According to my travelogue, some woman helped me secure a berth in the ladies only car, but I have no recollection of that: First it was the vomiting,  and then it was the other end, and it was fast and furious for quite a while. Actually in that state I made the wonderful discovery that squat toilets, even if on a moving train with no soap, water or toilet paper are perfect, I mean perfect, for food poisoning.  I mean think about it, you are puking and shitting at the same time, and you just squat there and do it whereas if you are like in your nice sterile bathroom with a sitting flush toilet in Brooklyn, you actually have to hold a bucket or something and gross! The whole time this past Friday night, I was just wishing I were back on that swaying train holding on to the filthy wall for balance and just doing what needed to be done....But I have to admit it was really nice to just hop into a hot shower afterwards and just you know, freshen up. Brush my teeth with good ole Tom from Maine, crawl into a bed and not onto a board...so I digress... back onto this board, essentially, in the ladies car, where I was shacked up with 5 other ladies, none of whom seemed to notice that I was curled up there in the top bunk in the fetal position moaning, because I am the first to admit, I am a drama queen. 
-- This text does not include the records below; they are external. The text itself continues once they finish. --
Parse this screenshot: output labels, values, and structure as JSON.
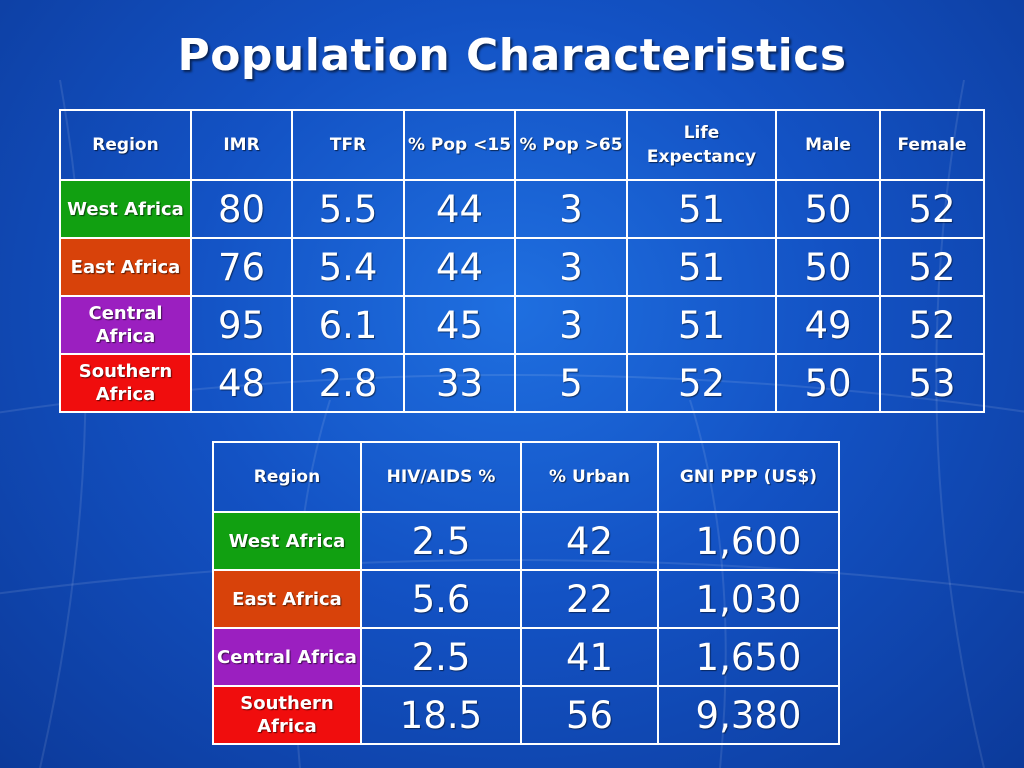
{
  "slide": {
    "title": "Population Characteristics"
  },
  "colors": {
    "background": "#1352c4",
    "west_africa": "#11a011",
    "east_africa": "#d8420a",
    "central_africa": "#9b1fc0",
    "southern_africa": "#f00d0d"
  },
  "table1": {
    "headers": [
      "Region",
      "IMR",
      "TFR",
      "% Pop <15",
      "% Pop >65",
      "Life Expectancy",
      "Male",
      "Female"
    ],
    "rows": [
      {
        "region": "West Africa",
        "values": [
          "80",
          "5.5",
          "44",
          "3",
          "51",
          "50",
          "52"
        ]
      },
      {
        "region": "East Africa",
        "values": [
          "76",
          "5.4",
          "44",
          "3",
          "51",
          "50",
          "52"
        ]
      },
      {
        "region": "Central Africa",
        "values": [
          "95",
          "6.1",
          "45",
          "3",
          "51",
          "49",
          "52"
        ]
      },
      {
        "region": "Southern Africa",
        "values": [
          "48",
          "2.8",
          "33",
          "5",
          "52",
          "50",
          "53"
        ]
      }
    ]
  },
  "table2": {
    "headers": [
      "Region",
      "HIV/AIDS %",
      "% Urban",
      "GNI PPP (US$)"
    ],
    "rows": [
      {
        "region": "West Africa",
        "values": [
          "2.5",
          "42",
          "1,600"
        ]
      },
      {
        "region": "East Africa",
        "values": [
          "5.6",
          "22",
          "1,030"
        ]
      },
      {
        "region": "Central Africa",
        "values": [
          "2.5",
          "41",
          "1,650"
        ]
      },
      {
        "region": "Southern Africa",
        "values": [
          "18.5",
          "56",
          "9,380"
        ]
      }
    ]
  }
}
I was SOOO sick and the ride was SOOO long: a day and a night and a day and I could not keep anything, not even a swallow of water down. I just remember being so afraid that I was just going to die and that no-one would know or care...I have no idea how I got off that train (actually I am pretty sure I had to change trains at some point on this ride) with my pack, but somehow I did, in miraculously, Varanasi, which is where I wanted to be.  I splurged on a rickshaw to the hostel I had been staying in, got into a bed and lay there for a few days.  One of the other travelers, KN, who will feature prominently for the next 2 weeks, gave me a Limka, which is like a lemon soda, and I seriously credit Limka with saving my life and bringing me back from the brink.